Make running a family event. Present it as something you can do together. Make it a fun activity that offers its own rewards.

Conversely, if your kids are old enough, encourage them to do some training on their own. They’ll value their independence and might more grown up if their parents aren’t always involved. If they have friends who are also training, they can run together.

Figure out what motivates your kids. Some are competitive, others not. Some will get deeply involved in preparation, as if it’s a science project, others just want the experience. Some like to push themselves, others just want to feel good in the moment.


They should have good quality running shoes that fit well. Ideally, their shoes and their other running clothes should also look good—in their eyes, not yours. Don’t underestimate how motivating it is for kids to be happy with their style.


Make sure your kids eat enough, and especially make sure they drink enough. Risk being overbearing on these points. Life lessons such as “drink before you’re thirsty,” “go to the bathroom before it’s an emergency,” and “dehydration makes you feel like death” are hard-won. Kids won’t be quick to take your word for it.

Training schedule

There’s plenty of flexibility with a 5K. How far in advance your kids start training really should depend on their current level of fitness. A couple of months should be plenty even for relatively sedentary kids. Start them off with a couple of runs a week. They can be short. And if running feels too hard, encourage them to run for a couple of minutes, walk for a couple, then repeat for twenty minutes or so.

Gradually work up to longer runs and more days per week. There’s no need for them to run more than four days a week, unless they really want to. A couple of rest days should be mandatory. They can do anything they want on a rest day, as long as it doesn’t involve running.
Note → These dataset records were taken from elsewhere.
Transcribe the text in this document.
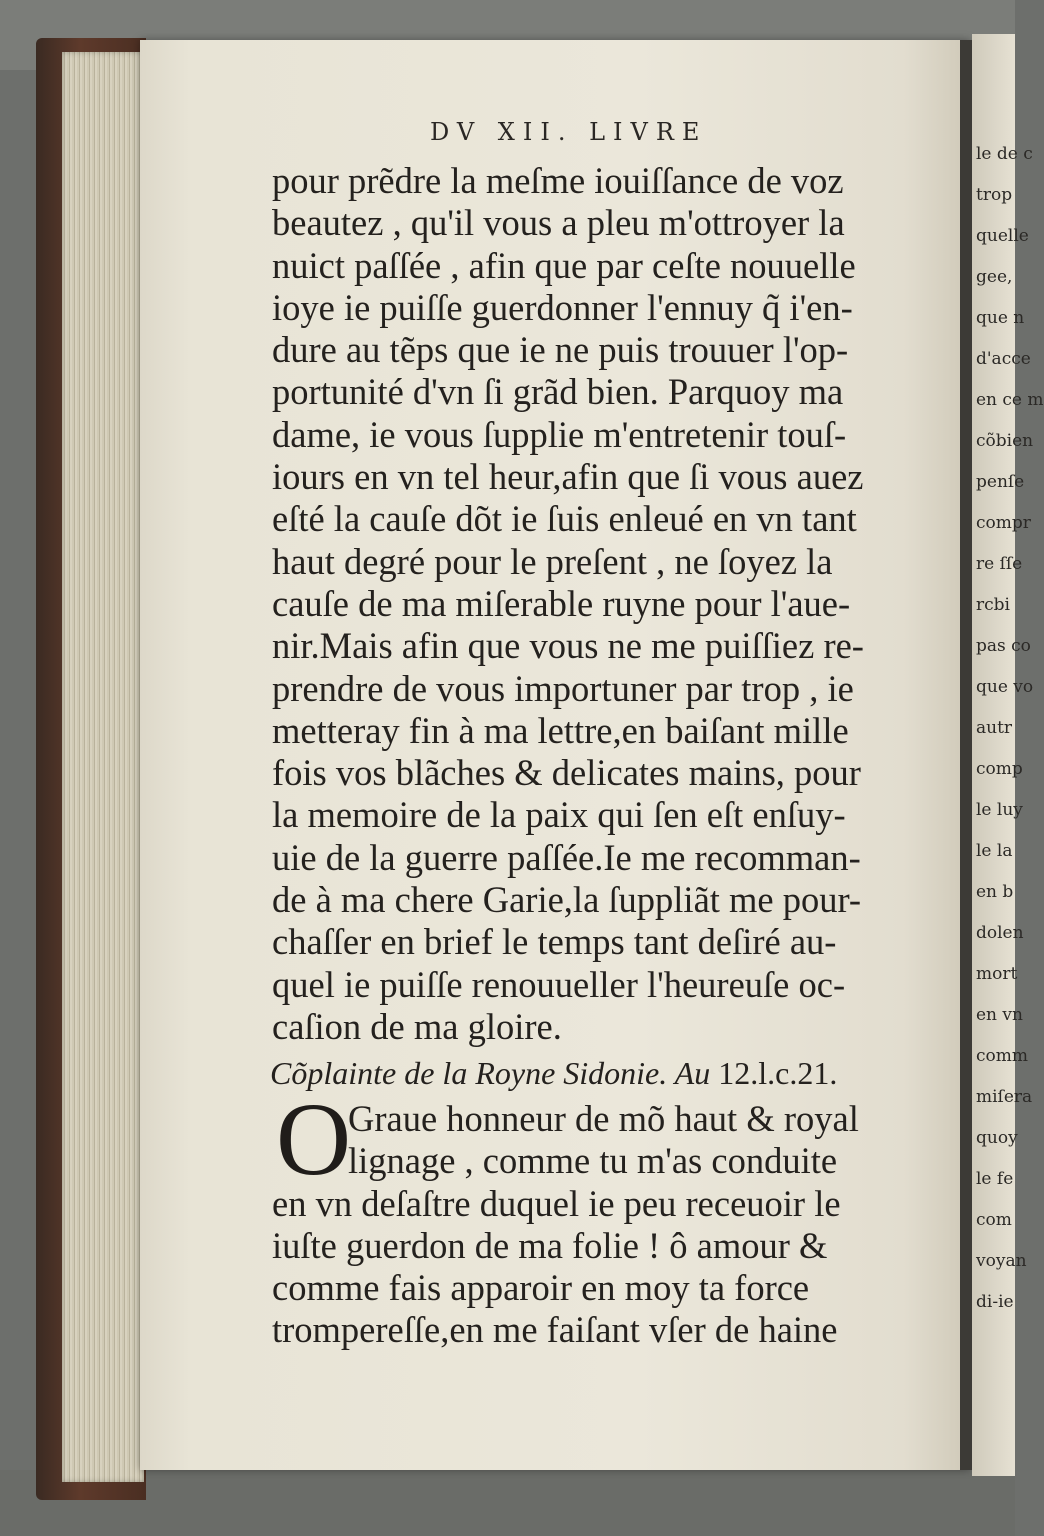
le de c
trop
quelle
gee,
que n
d'acce
en ce m
cõbien
penſe
compr
re ſſe
rcbi
pas co
que vo
autr
comp
le luy
le la
en b
dolen
mort
en vn
comm
miſera
quoy
le fe
com
voyan
di-ie
DV XII. LIVRE
pour prẽdre la meſme iouiſſance de voz
beautez , qu'il vous a pleu m'ottroyer la
nuict paſſée , afin que par ceſte nouuelle
ioye ie puiſſe guerdonner l'ennuy q̃ i'en-
dure au tẽps que ie ne puis trouuer l'op-
portunité d'vn ſi grãd bien. Parquoy ma
dame, ie vous ſupplie m'entretenir touſ-
iours en vn tel heur,afin que ſi vous auez
eſté la cauſe dõt ie ſuis enleué en vn tant
haut degré pour le preſent , ne ſoyez la
cauſe de ma miſerable ruyne pour l'aue-
nir.Mais afin que vous ne me puiſſiez re-
prendre de vous importuner par trop , ie
metteray fin à ma lettre,en baiſant mille
fois vos blãches & delicates mains, pour
la memoire de la paix qui ſen eſt enſuy-
uie de la guerre paſſée.Ie me recomman-
de à ma chere Garie,la ſuppliãt me pour-
chaſſer en brief le temps tant deſiré au-
quel ie puiſſe renouueller l'heureuſe oc-
caſion de ma gloire.
Cõplainte de la Royne Sidonie. Au 12.l.c.21.
O
Graue honneur de mõ haut & royal
lignage , comme tu m'as conduite
en vn deſaſtre duquel ie peu receuoir le
iuſte guerdon de ma folie ! ô amour &
comme fais apparoir en moy ta force
trompereſſe,en me faiſant vſer de haine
Don’t make every training day the same. A typical week could have one longish day (which by the end can be as long as 4K or so), one or two medium days, and one short and fast day. The fast day can be structured as sprints separated by walking or slow running, or as longer intervals. If you have kids who are training together and are competitive, you can encourage them to race each other.

Be flexible and creative. If your kid seems overly tired, or bored, find a way to change things up. Keep it interesting and motivating.